ZURICH • Credit Suisse will raise around 4 billion Swiss francs (S$5.6 billion) through a rights issue to catch up with European rivals on capital, ditching plans to float a minority stake in its Swiss banking unit.
Keen to shore up its balance sheet, Switzerland's second-biggest bank had announced in 2015 plans to sell 20 per cent to 30 per cent of its highly profitable Swiss business through an initial public offering for up to 4 billion Swiss francs.
However, Mr Tidjane Thiam, who took over as chief executive officer in July 2015, said in February the bank was examining alternatives to the IPO, which had been pencilled in for the second half of this year.
He said in a statement yesterday: "This capital raise will allow us to continue to invest in growth at highly attractive returns; to strengthen balance sheet resilience for our clients and other stakeholders; and to afford the costs associated with our ongoing restructuring plans."
The bank expects to have a common equity Tier 1 (CET1) ratio, a closely watched measure of balance sheet strength, of approximately 13.4 per cent and a tier 1 leverage ratio of around 5.1 per cent.
Reuters had reported that Credit Suisse was considering a stock sale at group level and was likely to make a decision this month on how to proceed.
After Germany's Deutsche Bank raised cash from the market earlier this year, Credit Suisse had risked being one of the lower-capitalised banks in its peer group despite having tapped shareholders for around 6 billion Swiss francs in late 2015.

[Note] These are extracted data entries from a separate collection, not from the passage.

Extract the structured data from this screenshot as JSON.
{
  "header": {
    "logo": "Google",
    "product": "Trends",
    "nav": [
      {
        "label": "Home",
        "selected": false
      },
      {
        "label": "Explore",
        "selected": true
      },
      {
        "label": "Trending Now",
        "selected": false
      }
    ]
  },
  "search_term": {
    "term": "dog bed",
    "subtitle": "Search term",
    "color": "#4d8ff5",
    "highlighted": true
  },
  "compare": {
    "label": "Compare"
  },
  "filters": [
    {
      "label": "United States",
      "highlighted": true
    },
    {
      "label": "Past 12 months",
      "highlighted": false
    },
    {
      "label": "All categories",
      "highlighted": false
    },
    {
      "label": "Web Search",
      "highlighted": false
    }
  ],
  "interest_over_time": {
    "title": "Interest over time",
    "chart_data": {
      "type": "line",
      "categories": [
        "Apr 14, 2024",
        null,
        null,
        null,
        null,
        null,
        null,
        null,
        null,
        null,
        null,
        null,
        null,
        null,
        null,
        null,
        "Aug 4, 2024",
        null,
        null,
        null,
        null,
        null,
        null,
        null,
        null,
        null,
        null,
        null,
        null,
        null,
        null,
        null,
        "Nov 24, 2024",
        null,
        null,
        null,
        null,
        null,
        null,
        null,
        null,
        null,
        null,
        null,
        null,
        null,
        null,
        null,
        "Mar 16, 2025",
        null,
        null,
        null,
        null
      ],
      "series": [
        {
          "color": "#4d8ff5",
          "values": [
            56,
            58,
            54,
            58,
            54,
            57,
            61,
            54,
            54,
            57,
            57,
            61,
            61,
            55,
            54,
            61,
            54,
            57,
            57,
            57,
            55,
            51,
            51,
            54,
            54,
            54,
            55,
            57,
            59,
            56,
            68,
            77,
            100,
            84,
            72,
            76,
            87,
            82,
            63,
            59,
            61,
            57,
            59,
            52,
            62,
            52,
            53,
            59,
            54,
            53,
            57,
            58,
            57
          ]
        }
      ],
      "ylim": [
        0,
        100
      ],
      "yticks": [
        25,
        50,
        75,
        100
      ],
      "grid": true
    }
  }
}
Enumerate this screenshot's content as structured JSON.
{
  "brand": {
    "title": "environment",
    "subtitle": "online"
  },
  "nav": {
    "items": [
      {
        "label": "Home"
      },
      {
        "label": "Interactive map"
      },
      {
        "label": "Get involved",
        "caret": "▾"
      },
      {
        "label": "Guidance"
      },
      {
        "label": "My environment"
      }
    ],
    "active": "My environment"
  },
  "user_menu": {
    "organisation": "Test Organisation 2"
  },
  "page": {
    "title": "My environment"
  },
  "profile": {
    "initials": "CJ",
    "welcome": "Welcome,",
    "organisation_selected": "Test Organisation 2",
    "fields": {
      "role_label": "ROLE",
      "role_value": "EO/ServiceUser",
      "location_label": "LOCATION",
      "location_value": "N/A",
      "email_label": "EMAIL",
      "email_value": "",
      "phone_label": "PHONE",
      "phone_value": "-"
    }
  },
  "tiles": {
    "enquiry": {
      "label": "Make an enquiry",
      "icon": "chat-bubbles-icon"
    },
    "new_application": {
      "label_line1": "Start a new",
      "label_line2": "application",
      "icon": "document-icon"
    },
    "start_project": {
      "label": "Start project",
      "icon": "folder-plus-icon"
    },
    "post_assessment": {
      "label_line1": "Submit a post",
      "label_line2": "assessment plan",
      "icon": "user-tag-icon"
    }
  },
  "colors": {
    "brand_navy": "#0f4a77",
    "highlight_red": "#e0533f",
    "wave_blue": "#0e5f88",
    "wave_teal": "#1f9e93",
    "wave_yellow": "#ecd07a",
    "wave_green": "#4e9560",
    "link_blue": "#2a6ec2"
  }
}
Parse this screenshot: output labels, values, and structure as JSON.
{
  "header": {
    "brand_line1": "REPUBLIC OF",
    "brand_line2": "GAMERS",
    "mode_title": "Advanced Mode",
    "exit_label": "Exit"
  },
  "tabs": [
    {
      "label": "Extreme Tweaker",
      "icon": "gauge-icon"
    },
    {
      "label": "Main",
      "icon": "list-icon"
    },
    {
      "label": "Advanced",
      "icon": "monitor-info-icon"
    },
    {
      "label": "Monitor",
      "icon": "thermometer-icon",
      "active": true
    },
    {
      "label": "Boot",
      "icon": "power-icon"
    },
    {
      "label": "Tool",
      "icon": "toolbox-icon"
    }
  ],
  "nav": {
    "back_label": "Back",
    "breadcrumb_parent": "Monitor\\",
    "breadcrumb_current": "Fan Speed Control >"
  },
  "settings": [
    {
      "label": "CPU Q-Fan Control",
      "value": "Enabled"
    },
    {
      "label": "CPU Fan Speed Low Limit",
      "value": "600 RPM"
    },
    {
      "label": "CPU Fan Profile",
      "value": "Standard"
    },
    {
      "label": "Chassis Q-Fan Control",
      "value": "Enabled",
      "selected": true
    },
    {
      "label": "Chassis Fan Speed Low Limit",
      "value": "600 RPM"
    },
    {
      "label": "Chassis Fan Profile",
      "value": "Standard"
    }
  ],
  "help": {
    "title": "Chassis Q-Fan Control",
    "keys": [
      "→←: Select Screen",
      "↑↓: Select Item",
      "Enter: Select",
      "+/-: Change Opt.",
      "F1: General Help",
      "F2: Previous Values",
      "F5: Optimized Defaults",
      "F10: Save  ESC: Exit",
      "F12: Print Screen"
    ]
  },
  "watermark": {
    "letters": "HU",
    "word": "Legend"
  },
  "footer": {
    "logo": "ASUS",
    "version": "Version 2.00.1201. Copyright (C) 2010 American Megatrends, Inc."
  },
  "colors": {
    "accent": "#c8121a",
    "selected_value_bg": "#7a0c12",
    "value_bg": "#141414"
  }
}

"The capital raise should be enough to allay concerns in the near term but doesn't really give the franchise the flexibility to see it through a downturn or meaningfully compete in (investment banking business) global markets," analysts at Bernstein wrote.
"We feel this raise doesn't really take capital totally out of the concern zone - just makes it cycle/earnings dependent for the next 12 months," said Bernstein, which rates the stock "underperform".
The bank reported net profit of 596 million Swiss francs for the first three months of the year, its highest quarterly profit since a sweeping restructuring launched by Mr Thiam and beating even the highest estimate in a Reuters poll of analysts.
The results provide some relief for Credit Suisse, which has faced an investor revolt over proposed bonuses to the bank's top managers and raids at three of its offices in a Dutch-led tax evasion investigation.
Credit Suisse is also coming off 5.65 billion Swiss francs in losses since 2015 amid Mr Thiam's push to grow in wealth management while shrinking the investment bank, a shift that the bank expects will cost more than 10,000 jobs.